En réalité, les Ukrainiens ont lancé une opération d’ampleur, engageant plusieurs milliers de soldats d’au moins deux brigades bien entraînées et équipées. Ceux-ci ont préparé probablement pendant plusieurs semaines une action qui a totalement surpris le Kremlin d’autant que l’état-major russe avait écarté les alertes remontées par le secteur militaire concerné. Cela n’est pas sans rappeler l’aveuglement de Benyamin Netanyahou face à l’attaque du Hamas du 7 octobre 2023…

Heureusement, l’opération menée par l’Ukraine n’a pas pour but de semer la terreur dans la population russe, mais de déstabiliser le pouvoir politique et l’organisation militaire qui ne brillent pas par leur souplesse.
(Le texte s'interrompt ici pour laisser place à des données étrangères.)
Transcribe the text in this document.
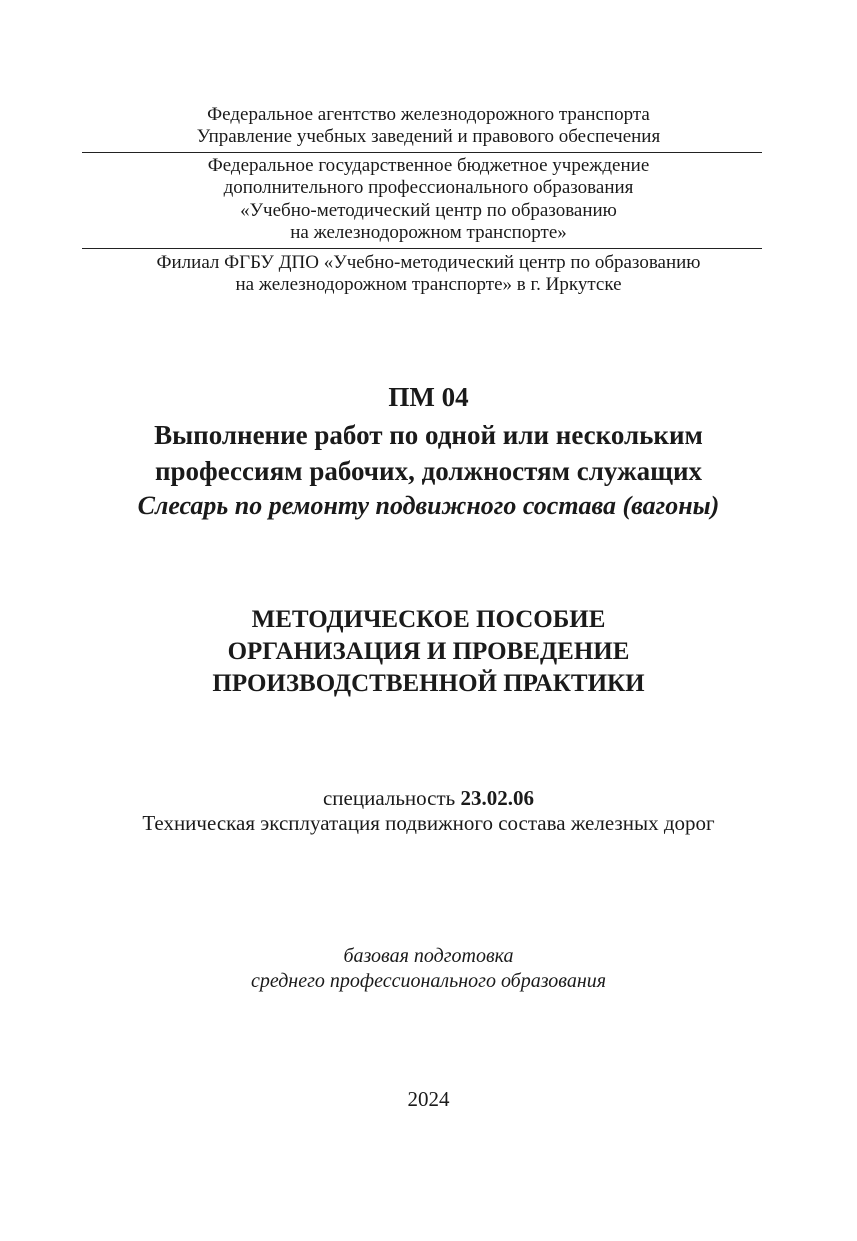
Федеральное агентство железнодорожного транспорта
Управление учебных заведений и правового обеспечения
Федеральное государственное бюджетное учреждение
дополнительного профессионального образования
«Учебно-методический центр по образованию
на железнодорожном транспорте»
Филиал ФГБУ ДПО «Учебно-методический центр по образованию
на железнодорожном транспорте» в г. Иркутске
ПМ 04
Выполнение работ по одной или нескольким
профессиям рабочих, должностям служащих
Слесарь по ремонту подвижного состава (вагоны)
МЕТОДИЧЕСКОЕ ПОСОБИЕ
ОРГАНИЗАЦИЯ И ПРОВЕДЕНИЕ
ПРОИЗВОДСТВЕННОЙ ПРАКТИКИ
специальность 23.02.06
Техническая эксплуатация подвижного состава железных дорог
базовая подготовка
среднего профессионального образования
2024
Les Ukrainiens, en difficulté sur le front militaire du Donbass où l’armée russe avance aussi lentement qu’inexorablement au prix de pertes effrayantes, n’ont pas fait l’erreur de consommer leurs réserves pour ralentir frontalement ce rouleau compresseur digne de l’ère soviétique, mais pour surprendre leur ennemi en frappant là où il ne l’attendait pas.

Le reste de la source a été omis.